M: Wie ging es weiter?
K: Als die Sache viel später Gestalt annahm, antwortete ich ihm, dass ich kein Fremdenführer sei und niemals die Orte des Vergangenen unreflektiert zu begehen gedenke. Auch alte Stoffe wie dieser müssen nach vorne, in das Eschatologische gemalt werden. Ich sagte ihm aber auch: Wenn ich aber das Gefühl habe, den Bartholomäus-Stoff in unsere Zeit zu transformieren, könne ich mir schon vorstellen, die Bartholomäus-Legende sozusagen nach vorne zu erzählen.
M: Ergibt sich daraus nicht ein Konflikt mit einer Institution, die sich als Bewahrer des Vergangenen versteht?
…bin kein Fremdenführer, der die Orte des Vergangenen unreflektiert begeht
K: Das ist nicht zu leugnen. Ich bin dennoch optimistisch, da sich meine Zuversicht gerade aus der Begegnung mit dem Einzelnen speist. Schauen wir mal, was über die Präsentation meines Bildes im Dommuseum geschieht, schauen wir einmal, wie der Stadtdekan Frankfurts zu diesem Bild steht und sind wir gespannt, wie die Frankfurter auf dieses Gemälde reagieren.

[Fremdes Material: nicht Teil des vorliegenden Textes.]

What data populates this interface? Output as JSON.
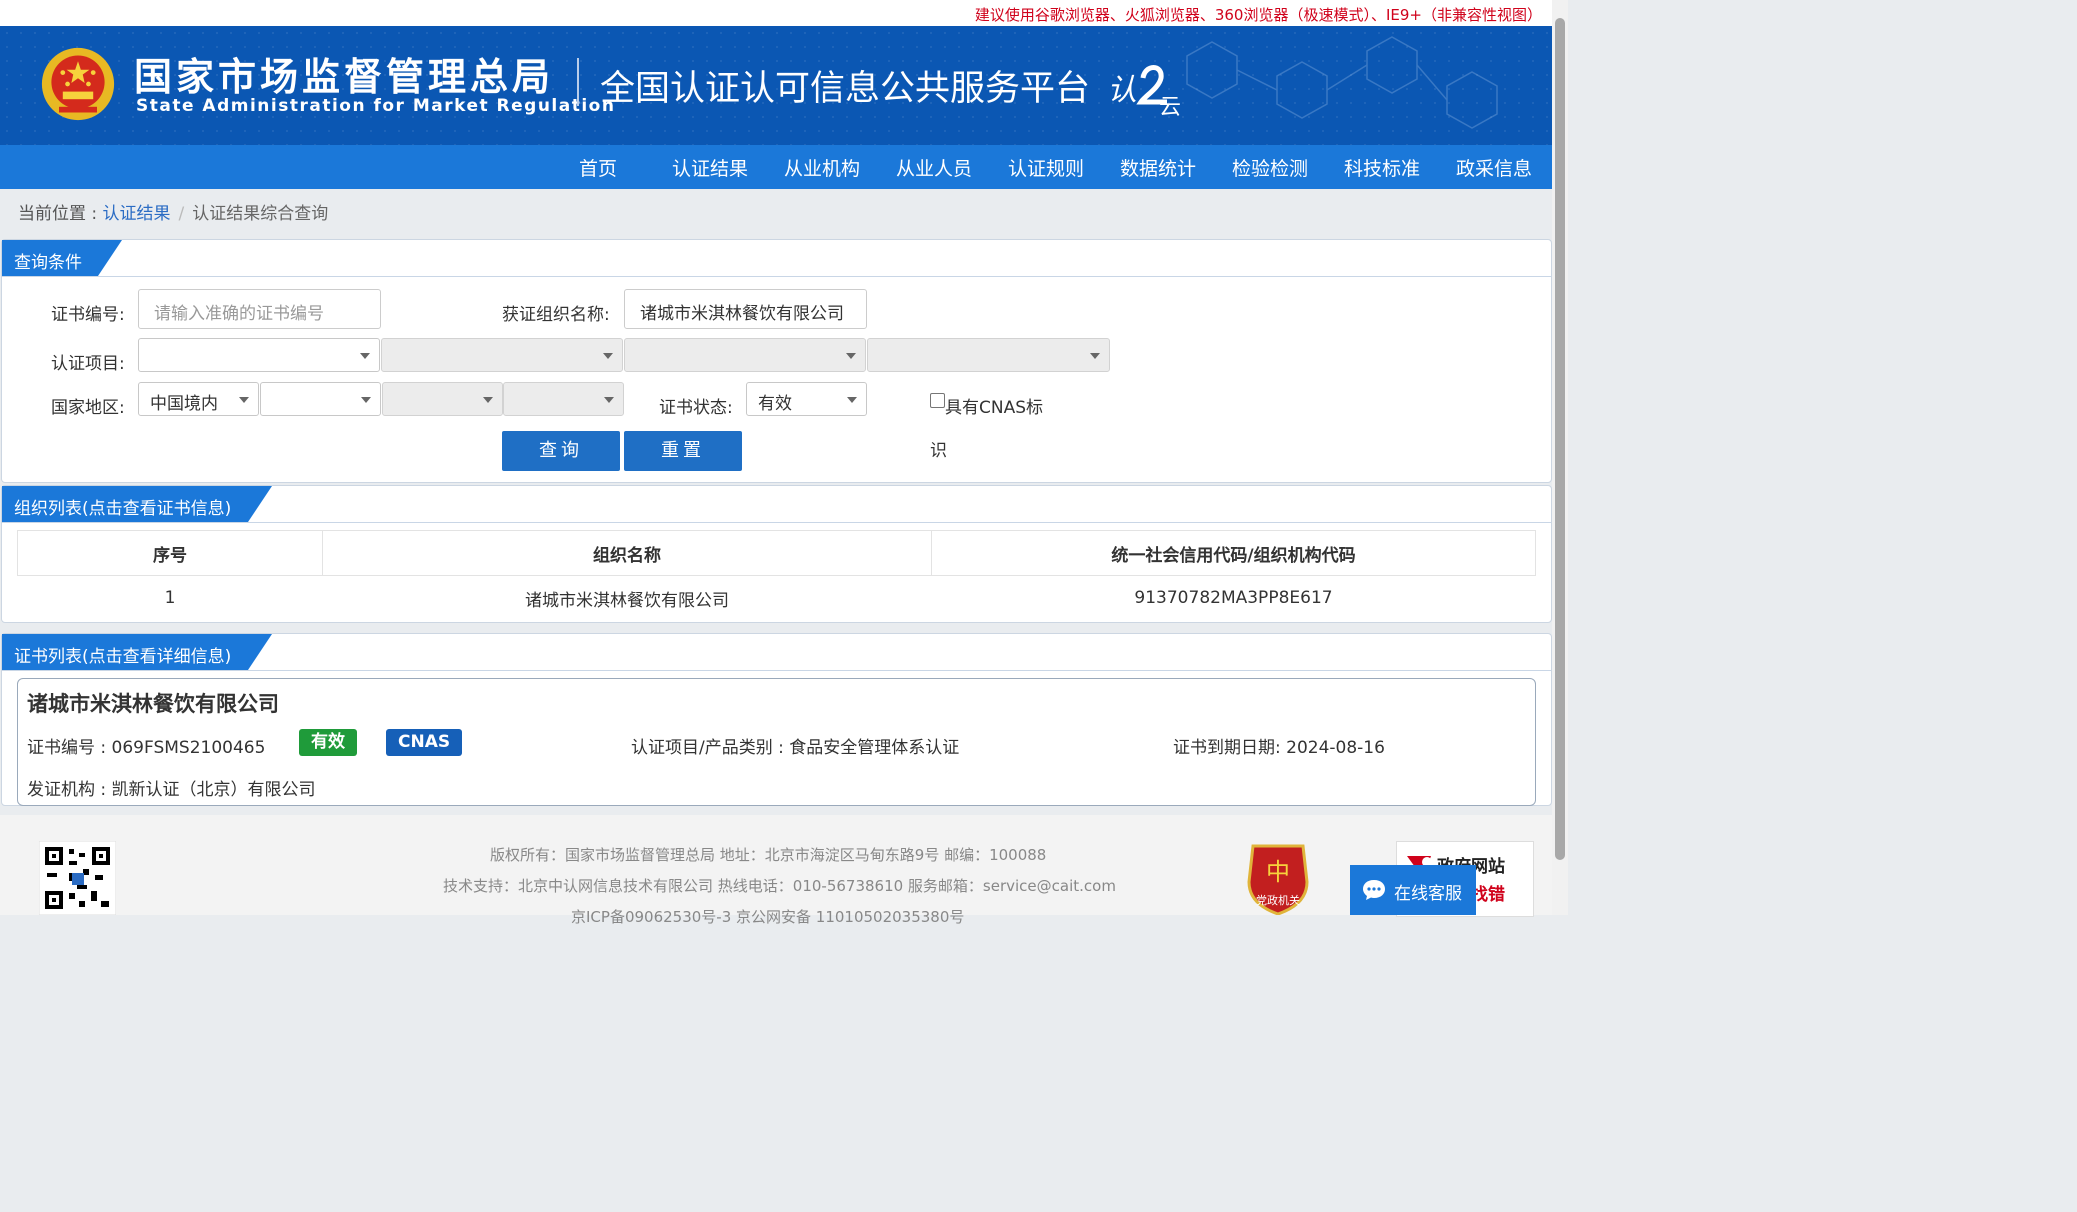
{
  "notice": "建议使用谷歌浏览器、火狐浏览器、360浏览器（极速模式）、IE9+（非兼容性视图）",
  "header": {
    "logo_cn": "国家市场监督管理总局",
    "logo_en": "State Administration  for  Market Regulation",
    "platform": "全国认证认可信息公共服务平台",
    "yun_text": "认证云"
  },
  "nav": [
    "首页",
    "认证结果",
    "从业机构",
    "从业人员",
    "认证规则",
    "数据统计",
    "检验检测",
    "科技标准",
    "政采信息"
  ],
  "breadcrumb": {
    "label": "当前位置 : ",
    "link": "认证结果",
    "sep": "/",
    "current": "认证结果综合查询"
  },
  "query": {
    "title": "查询条件",
    "cert_no_label": "证书编号:",
    "cert_no_placeholder": "请输入准确的证书编号",
    "org_label": "获证组织名称:",
    "org_value": "诸城市米淇林餐饮有限公司",
    "project_label": "认证项目:",
    "region_label": "国家地区:",
    "region_value": "中国境内",
    "status_label": "证书状态:",
    "status_value": "有效",
    "cnas_label_1": "具有CNAS标",
    "cnas_label_2": "识",
    "cnas_checked": false,
    "search_btn": "查询",
    "reset_btn": "重置"
  },
  "orgs": {
    "title": "组织列表(点击查看证书信息)",
    "headers": [
      "序号",
      "组织名称",
      "统一社会信用代码/组织机构代码"
    ],
    "rows": [
      [
        "1",
        "诸城市米淇林餐饮有限公司",
        "91370782MA3PP8E617"
      ]
    ]
  },
  "certs": {
    "title": "证书列表(点击查看详细信息)",
    "company": "诸城市米淇林餐饮有限公司",
    "cert_no": "证书编号 : 069FSMS2100465",
    "status_badge": "有效",
    "cnas_badge": "CNAS",
    "project": "认证项目/产品类别 : 食品安全管理体系认证",
    "expiry": "证书到期日期: 2024-08-16",
    "issuer": "发证机构 : 凯新认证（北京）有限公司"
  },
  "footer": {
    "line1": "版权所有：国家市场监督管理总局    地址：北京市海淀区马甸东路9号    邮编：100088",
    "line2": "技术支持：北京中认网信息技术有限公司    热线电话：010-56738610    服务邮箱：service@cait.com",
    "line3": "京ICP备09062530号-3      京公网安备   11010502035380号",
    "party_label": "党政机关",
    "gov_label_1": "政府网站",
    "gov_label_2": "找错",
    "online_service": "在线客服"
  },
  "colors": {
    "nav_blue": "#1b78d9",
    "header_blue": "#0b57b3",
    "badge_green": "#1f9b3a",
    "badge_blue": "#1660b8",
    "notice_red": "#d0021b"
  }
}
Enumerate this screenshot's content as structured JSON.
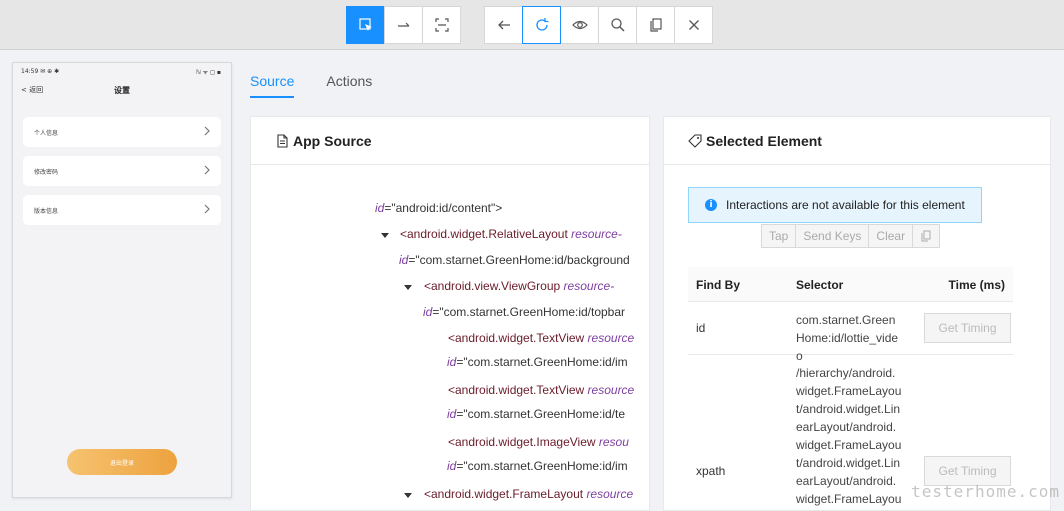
{
  "toolbar": {
    "group1": [
      {
        "icon": "select-element-icon",
        "active": true
      },
      {
        "icon": "swipe-icon",
        "active": false
      },
      {
        "icon": "tap-coordinates-icon",
        "active": false
      }
    ],
    "group2": [
      {
        "icon": "back-arrow-icon"
      },
      {
        "icon": "refresh-icon"
      },
      {
        "icon": "eye-icon"
      },
      {
        "icon": "search-icon"
      },
      {
        "icon": "copy-xml-icon"
      },
      {
        "icon": "close-icon"
      }
    ],
    "accent": "#1890ff"
  },
  "phone": {
    "status_left": "14:59 ✉ ⊕ ✱",
    "status_right": "ℕ ᯤ ◻ ▪",
    "back": "< 返回",
    "title": "设置",
    "items": [
      "个人信息",
      "修改密码",
      "版本信息"
    ],
    "logout": "退出登录"
  },
  "tabs": [
    {
      "label": "Source",
      "active": true
    },
    {
      "label": "Actions",
      "active": false
    }
  ],
  "source": {
    "title": "App Source",
    "rows": [
      {
        "l1": {
          "attr": "id",
          "val": "=\"android:id/content\">"
        }
      },
      {
        "tag": "<android.widget.RelativeLayout",
        "attr": "resource-",
        "l2attr": "id",
        "l2val": "=\"com.starnet.GreenHome:id/background"
      },
      {
        "tag": "<android.view.ViewGroup",
        "attr": "resource-",
        "l2attr": "id",
        "l2val": "=\"com.starnet.GreenHome:id/topbar"
      },
      {
        "tag": "<android.widget.TextView",
        "attr": "resource",
        "l2attr": "id",
        "l2val": "=\"com.starnet.GreenHome:id/im"
      },
      {
        "tag": "<android.widget.TextView",
        "attr": "resource",
        "l2attr": "id",
        "l2val": "=\"com.starnet.GreenHome:id/te"
      },
      {
        "tag": "<android.widget.ImageView",
        "attr": "resou",
        "l2attr": "id",
        "l2val": "=\"com.starnet.GreenHome:id/im"
      },
      {
        "tag": "<android.widget.FrameLayout",
        "attr": "resource"
      }
    ]
  },
  "element": {
    "title": "Selected Element",
    "info": "Interactions are not available for this element",
    "buttons": {
      "tap": "Tap",
      "send_keys": "Send Keys",
      "clear": "Clear"
    },
    "table": {
      "headers": {
        "find_by": "Find By",
        "selector": "Selector",
        "time": "Time (ms)"
      },
      "rows": [
        {
          "find_by": "id",
          "selector": "com.starnet.GreenHome:id/lottie_video",
          "button": "Get Timing"
        },
        {
          "find_by": "xpath",
          "selector": "/hierarchy/android.widget.FrameLayout/android.widget.LinearLayout/android.widget.FrameLayout/android.widget.LinearLayout/android.widget.FrameLayou",
          "button": "Get Timing"
        }
      ]
    }
  },
  "watermark": "testerhome.com"
}
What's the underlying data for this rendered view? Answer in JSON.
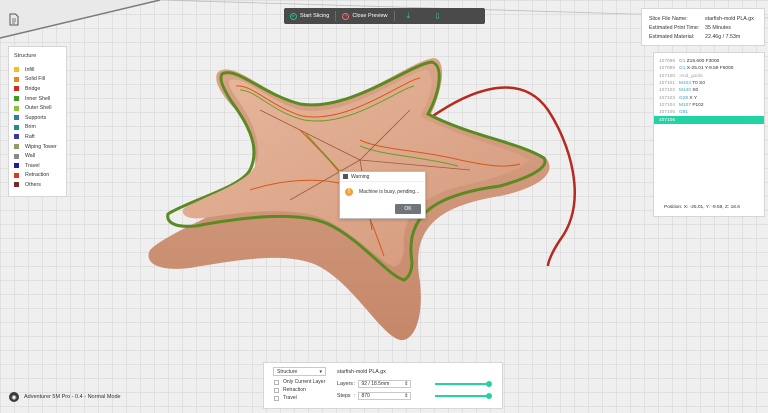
{
  "toolbar": {
    "start_slicing": "Start Slicing",
    "close_preview": "Close Preview"
  },
  "legend": {
    "title": "Structure",
    "items": [
      {
        "label": "Infill",
        "color": "#f2c21b"
      },
      {
        "label": "Solid Fill",
        "color": "#e58a19"
      },
      {
        "label": "Bridge",
        "color": "#d6291b"
      },
      {
        "label": "Inner Shell",
        "color": "#3a9d1e"
      },
      {
        "label": "Outer Shell",
        "color": "#88c43a"
      },
      {
        "label": "Supports",
        "color": "#2c7ea6"
      },
      {
        "label": "Brim",
        "color": "#1e8f8a"
      },
      {
        "label": "Raft",
        "color": "#3b3b9f"
      },
      {
        "label": "Wiping Tower",
        "color": "#9b9761"
      },
      {
        "label": "Wall",
        "color": "#8a8a8a"
      },
      {
        "label": "Travel",
        "color": "#1c1c9e"
      },
      {
        "label": "Retraction",
        "color": "#d73b1f"
      },
      {
        "label": "Others",
        "color": "#7b2a2a"
      }
    ]
  },
  "info": {
    "file_label": "Slice File Name:",
    "file_value": "starfish-mold PLA.gx",
    "time_label": "Estimated Print Time:",
    "time_value": "35 Minutes",
    "material_label": "Estimated Material:",
    "material_value": "22.46g / 7.53m"
  },
  "gcode": {
    "lines": [
      {
        "num": "107098",
        "kw": "G1",
        "rest": " Z18.600 F3000"
      },
      {
        "num": "107099",
        "kw": "G1",
        "rest": " X-25.01 Y-9.59 F6000"
      },
      {
        "num": "107100",
        "kw": "",
        "rest": ";end_guide",
        "comment": true
      },
      {
        "num": "107101",
        "kw": "M104",
        "rest": " T0 S0"
      },
      {
        "num": "107102",
        "kw": "M140",
        "rest": " S0"
      },
      {
        "num": "107103",
        "kw": "G28",
        "rest": " X Y"
      },
      {
        "num": "107104",
        "kw": "M107",
        "rest": " P102"
      },
      {
        "num": "107105",
        "kw": "G91",
        "rest": ""
      },
      {
        "num": "107106",
        "kw": "",
        "rest": "",
        "selected": true
      }
    ],
    "position": "Position:   X: -25.01, Y: -9.59, Z: 18.6"
  },
  "warning": {
    "title": "Warning",
    "message": "Machine is busy, pending...",
    "ok": "OK"
  },
  "bottom": {
    "structure_value": "Structure",
    "checkboxes": [
      "Only Current Layer",
      "Retraction",
      "Travel"
    ],
    "file_name": "starfish-mold PLA.gx",
    "layers_label": "Layers",
    "layers_value": "92 / 18.5mm",
    "layers_progress": 1.0,
    "steps_label": "Steps",
    "steps_value": "870",
    "steps_progress": 1.0
  },
  "status": {
    "text": "Adventurer 5M Pro - 0.4 - Normal Mode"
  }
}
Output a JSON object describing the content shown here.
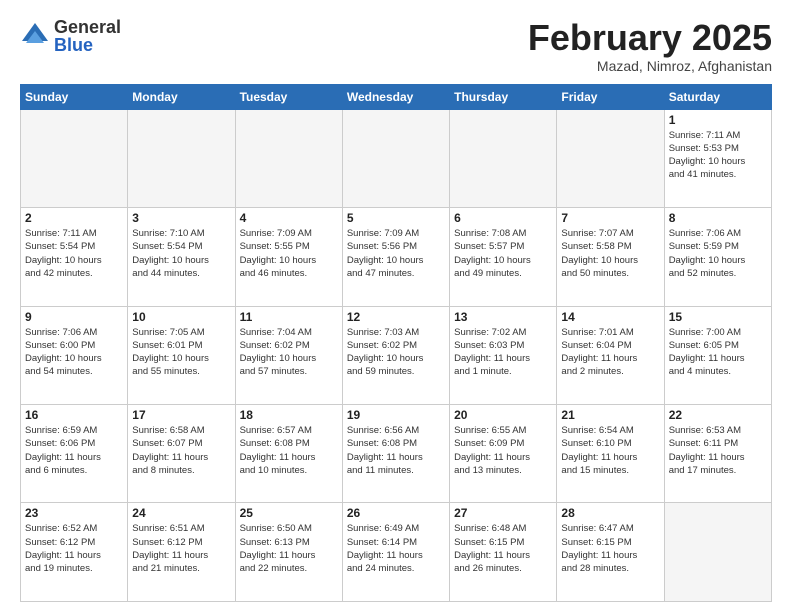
{
  "logo": {
    "general": "General",
    "blue": "Blue"
  },
  "header": {
    "month": "February 2025",
    "location": "Mazad, Nimroz, Afghanistan"
  },
  "weekdays": [
    "Sunday",
    "Monday",
    "Tuesday",
    "Wednesday",
    "Thursday",
    "Friday",
    "Saturday"
  ],
  "weeks": [
    [
      {
        "day": "",
        "info": ""
      },
      {
        "day": "",
        "info": ""
      },
      {
        "day": "",
        "info": ""
      },
      {
        "day": "",
        "info": ""
      },
      {
        "day": "",
        "info": ""
      },
      {
        "day": "",
        "info": ""
      },
      {
        "day": "1",
        "info": "Sunrise: 7:11 AM\nSunset: 5:53 PM\nDaylight: 10 hours\nand 41 minutes."
      }
    ],
    [
      {
        "day": "2",
        "info": "Sunrise: 7:11 AM\nSunset: 5:54 PM\nDaylight: 10 hours\nand 42 minutes."
      },
      {
        "day": "3",
        "info": "Sunrise: 7:10 AM\nSunset: 5:54 PM\nDaylight: 10 hours\nand 44 minutes."
      },
      {
        "day": "4",
        "info": "Sunrise: 7:09 AM\nSunset: 5:55 PM\nDaylight: 10 hours\nand 46 minutes."
      },
      {
        "day": "5",
        "info": "Sunrise: 7:09 AM\nSunset: 5:56 PM\nDaylight: 10 hours\nand 47 minutes."
      },
      {
        "day": "6",
        "info": "Sunrise: 7:08 AM\nSunset: 5:57 PM\nDaylight: 10 hours\nand 49 minutes."
      },
      {
        "day": "7",
        "info": "Sunrise: 7:07 AM\nSunset: 5:58 PM\nDaylight: 10 hours\nand 50 minutes."
      },
      {
        "day": "8",
        "info": "Sunrise: 7:06 AM\nSunset: 5:59 PM\nDaylight: 10 hours\nand 52 minutes."
      }
    ],
    [
      {
        "day": "9",
        "info": "Sunrise: 7:06 AM\nSunset: 6:00 PM\nDaylight: 10 hours\nand 54 minutes."
      },
      {
        "day": "10",
        "info": "Sunrise: 7:05 AM\nSunset: 6:01 PM\nDaylight: 10 hours\nand 55 minutes."
      },
      {
        "day": "11",
        "info": "Sunrise: 7:04 AM\nSunset: 6:02 PM\nDaylight: 10 hours\nand 57 minutes."
      },
      {
        "day": "12",
        "info": "Sunrise: 7:03 AM\nSunset: 6:02 PM\nDaylight: 10 hours\nand 59 minutes."
      },
      {
        "day": "13",
        "info": "Sunrise: 7:02 AM\nSunset: 6:03 PM\nDaylight: 11 hours\nand 1 minute."
      },
      {
        "day": "14",
        "info": "Sunrise: 7:01 AM\nSunset: 6:04 PM\nDaylight: 11 hours\nand 2 minutes."
      },
      {
        "day": "15",
        "info": "Sunrise: 7:00 AM\nSunset: 6:05 PM\nDaylight: 11 hours\nand 4 minutes."
      }
    ],
    [
      {
        "day": "16",
        "info": "Sunrise: 6:59 AM\nSunset: 6:06 PM\nDaylight: 11 hours\nand 6 minutes."
      },
      {
        "day": "17",
        "info": "Sunrise: 6:58 AM\nSunset: 6:07 PM\nDaylight: 11 hours\nand 8 minutes."
      },
      {
        "day": "18",
        "info": "Sunrise: 6:57 AM\nSunset: 6:08 PM\nDaylight: 11 hours\nand 10 minutes."
      },
      {
        "day": "19",
        "info": "Sunrise: 6:56 AM\nSunset: 6:08 PM\nDaylight: 11 hours\nand 11 minutes."
      },
      {
        "day": "20",
        "info": "Sunrise: 6:55 AM\nSunset: 6:09 PM\nDaylight: 11 hours\nand 13 minutes."
      },
      {
        "day": "21",
        "info": "Sunrise: 6:54 AM\nSunset: 6:10 PM\nDaylight: 11 hours\nand 15 minutes."
      },
      {
        "day": "22",
        "info": "Sunrise: 6:53 AM\nSunset: 6:11 PM\nDaylight: 11 hours\nand 17 minutes."
      }
    ],
    [
      {
        "day": "23",
        "info": "Sunrise: 6:52 AM\nSunset: 6:12 PM\nDaylight: 11 hours\nand 19 minutes."
      },
      {
        "day": "24",
        "info": "Sunrise: 6:51 AM\nSunset: 6:12 PM\nDaylight: 11 hours\nand 21 minutes."
      },
      {
        "day": "25",
        "info": "Sunrise: 6:50 AM\nSunset: 6:13 PM\nDaylight: 11 hours\nand 22 minutes."
      },
      {
        "day": "26",
        "info": "Sunrise: 6:49 AM\nSunset: 6:14 PM\nDaylight: 11 hours\nand 24 minutes."
      },
      {
        "day": "27",
        "info": "Sunrise: 6:48 AM\nSunset: 6:15 PM\nDaylight: 11 hours\nand 26 minutes."
      },
      {
        "day": "28",
        "info": "Sunrise: 6:47 AM\nSunset: 6:15 PM\nDaylight: 11 hours\nand 28 minutes."
      },
      {
        "day": "",
        "info": ""
      }
    ]
  ]
}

M: Kannten Sie die Bartholomäus-Legende?
K: Als Freund Stefan Lochners sowie als ein noch größerer Freund des spanischen Barockes war mir die Bartholomäus-Gestalt sehr wohl bekannt. Bis zum heutigen Tage sehr nahe sind von jeher die gewaltigen Darstellungen Jusepe Riberas. Als ich mich dann entschloss, das Bild zu malen, hatte ich aber zwei Probleme zu überwinden: Den alten Zauber, den du so nicht noch einmal aufzuführen brauchst und die Schwierigkeit im Umgang mit Figuren der Zeitgeschichte. Ein schwieriges Feld, weil man zum einen sehr schnell glorifizierend, zum anderen verklärend werden kann. Beides wollte ich nicht. Wie in meinem Papstbild "make/believe" hat mich ein dritter Weg interessiert, ein Weg für diejenigen, die ohne vorschnelle Ablehnung und Befürwortung, andere Möglichkeitspfade suchen. Es gab aber noch ein wichtiges Moment, das Bartholomäus-Gemälde anzugehen: Der Geschichtslosigkeit unserer Zeit malend zu entgegnen. Auch dafür schien mir der Bartholomäus gut geeignet.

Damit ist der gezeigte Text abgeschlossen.